No functional status markers improve with long-term opioid use, but adverse outcomes more common

TUESDAY, May 23, 2017 (HealthDay News) — Polyneuropathy is associated with increased likelihood of receiving long-term opioids, although long-term opioids do not improve functional status markers, according to a study published online May 22 in JAMA Neurology.

E. Matthew Hoffman, D.O., Ph.D., from the Mayo Clinic in Rochester, Minn., and colleagues conducted a retrospective population-based cohort study of prescriptions given to patients with polyneuropathy and controls in ambulatory practice (2,892 and 14,435 patients, respectively).
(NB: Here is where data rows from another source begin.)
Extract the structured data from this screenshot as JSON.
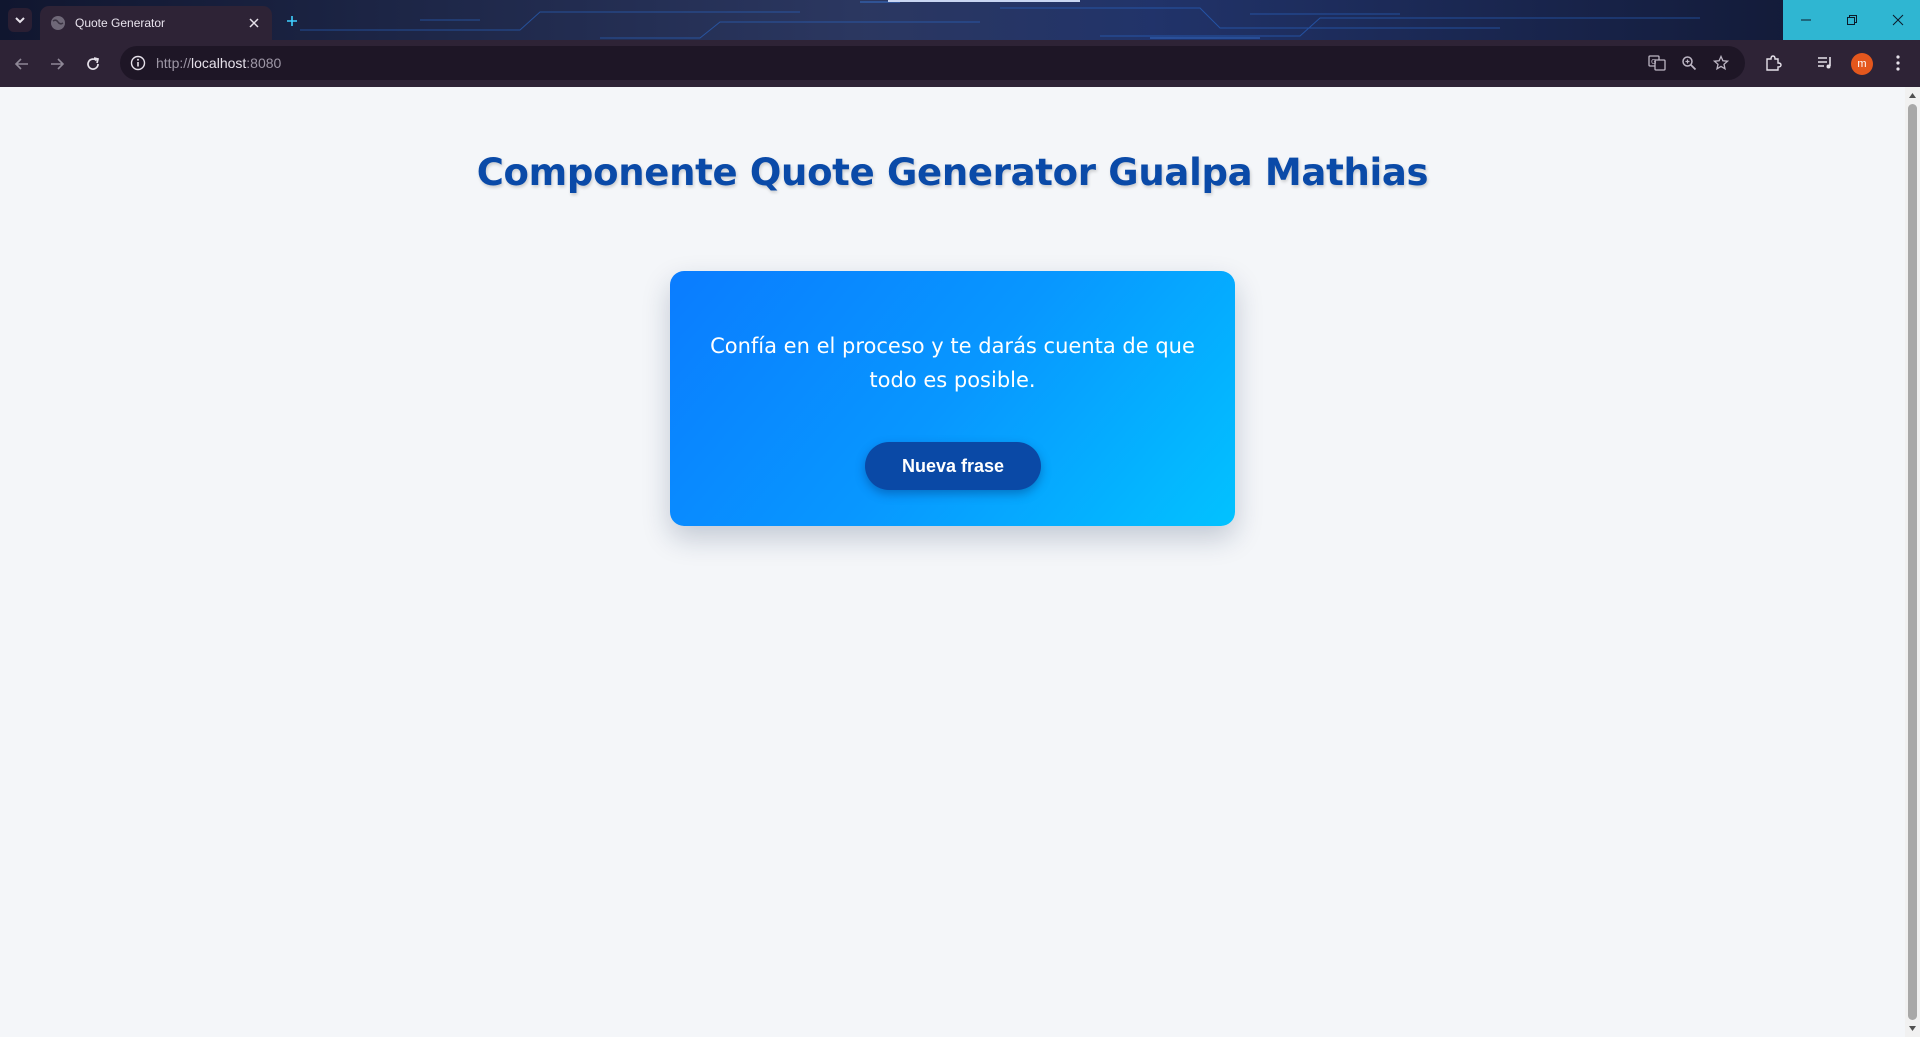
{
  "browser": {
    "tab": {
      "title": "Quote Generator"
    },
    "address_bar": {
      "scheme": "http://",
      "host": "localhost",
      "port": ":8080"
    },
    "profile": {
      "initial": "m",
      "color": "#e4571d"
    }
  },
  "page": {
    "title": "Componente Quote Generator Gualpa Mathias",
    "quote": "Confía en el proceso y te darás cuenta de que todo es posible.",
    "button_label": "Nueva frase"
  },
  "colors": {
    "title": "#0a4aa8",
    "card_gradient_start": "#0a7cff",
    "card_gradient_end": "#02c2ff",
    "button": "#0a49a6",
    "page_background": "#f4f6f9"
  }
}
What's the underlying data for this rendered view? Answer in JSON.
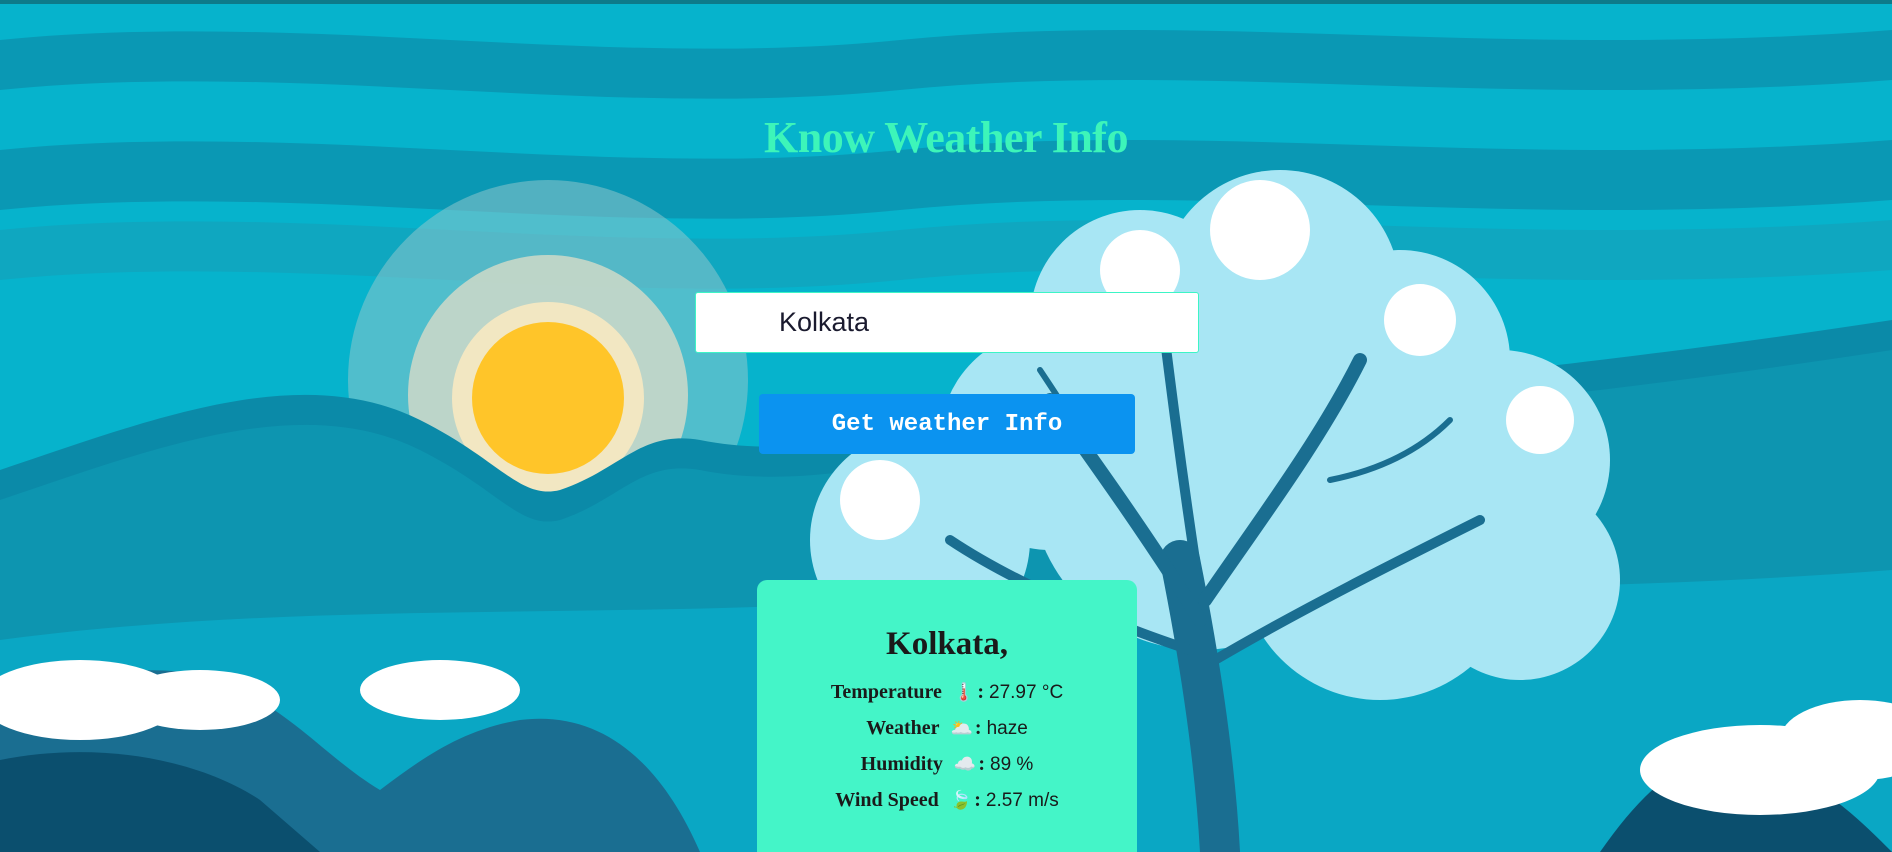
{
  "colors": {
    "title": "#3df5b9",
    "button_bg": "#0b93f0",
    "card_bg": "#44f5c8",
    "sky": "#04b4cc"
  },
  "page": {
    "title": "Know Weather Info"
  },
  "search": {
    "value": "Kolkata",
    "button_label": "Get weather Info"
  },
  "result": {
    "city": "Kolkata,",
    "rows": [
      {
        "label": "Temperature",
        "icon": "thermometer-icon",
        "glyph": "🌡️",
        "value": "27.97 °C"
      },
      {
        "label": "Weather",
        "icon": "sun-behind-cloud-icon",
        "glyph": "🌥️",
        "value": "haze"
      },
      {
        "label": "Humidity",
        "icon": "cloud-icon",
        "glyph": "☁️",
        "value": "89 %"
      },
      {
        "label": "Wind Speed",
        "icon": "leaf-icon",
        "glyph": "🍃",
        "value": "2.57 m/s"
      }
    ]
  }
}
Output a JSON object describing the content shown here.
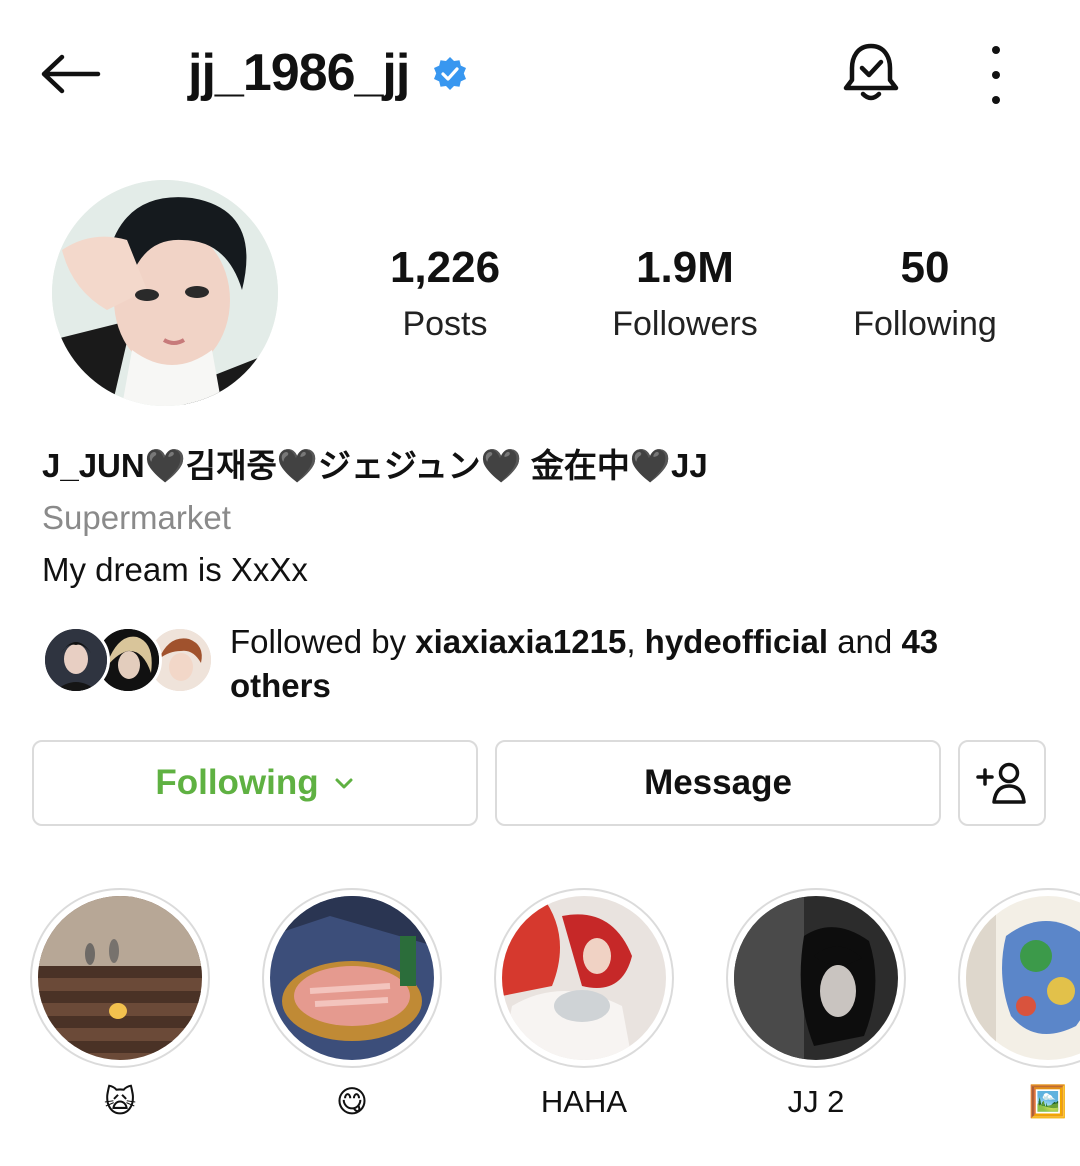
{
  "header": {
    "username": "jj_1986_jj"
  },
  "stats": {
    "posts_value": "1,226",
    "posts_label": "Posts",
    "followers_value": "1.9M",
    "followers_label": "Followers",
    "following_value": "50",
    "following_label": "Following"
  },
  "bio": {
    "display_name": "J_JUN🖤김재중🖤ジェジュン🖤 金在中🖤JJ",
    "category": "Supermarket",
    "text": "My dream is XxXx"
  },
  "followed_by": {
    "prefix": "Followed by ",
    "user1": "xiaxiaxia1215",
    "separator": ", ",
    "user2": "hydeofficial",
    "and_text": " and ",
    "count": "43 others"
  },
  "actions": {
    "following_label": "Following",
    "message_label": "Message"
  },
  "highlights": [
    {
      "caption": "🙀"
    },
    {
      "caption": "😋"
    },
    {
      "caption": "HAHA"
    },
    {
      "caption": "JJ 2"
    },
    {
      "caption": "🖼️"
    }
  ],
  "colors": {
    "verified_blue": "#3897f0",
    "following_green": "#5fb142",
    "border_gray": "#dbdbdb",
    "muted_text": "#8a8a8a"
  }
}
The authors examined long-term opioid therapy, defined by one or multiple consecutive opioid prescriptions resulting in 90 days or more of opioid use.

The researchers found that patients with polyneuropathy received long-term opioids more often than controls (18.8 versus 5.4 percent). After adjustment for medical comorbidity, patients with polyneuropathy who were receiving long-term opioids had multiple functional status markers that were modestly poorer, including increased reliance on gait aids (adjusted odds ratio, 1.9); there was no improvement in functional status markers with long-term use of opioids. Among patients with polyneuropathy receiving long-term opioids, adverse outcomes were more common, including depression, opioid dependence, and opioid overdose (adjusted hazard ratios, 1.53, 2.85, and 5.12, respectively).

“Polyneuropathy increased the likelihood of long-term opioid therapy,” the authors write. “However, long-term opioid therapy did not improve functional status but rather was associated with a higher risk of subsequent opioid dependency and overdose.”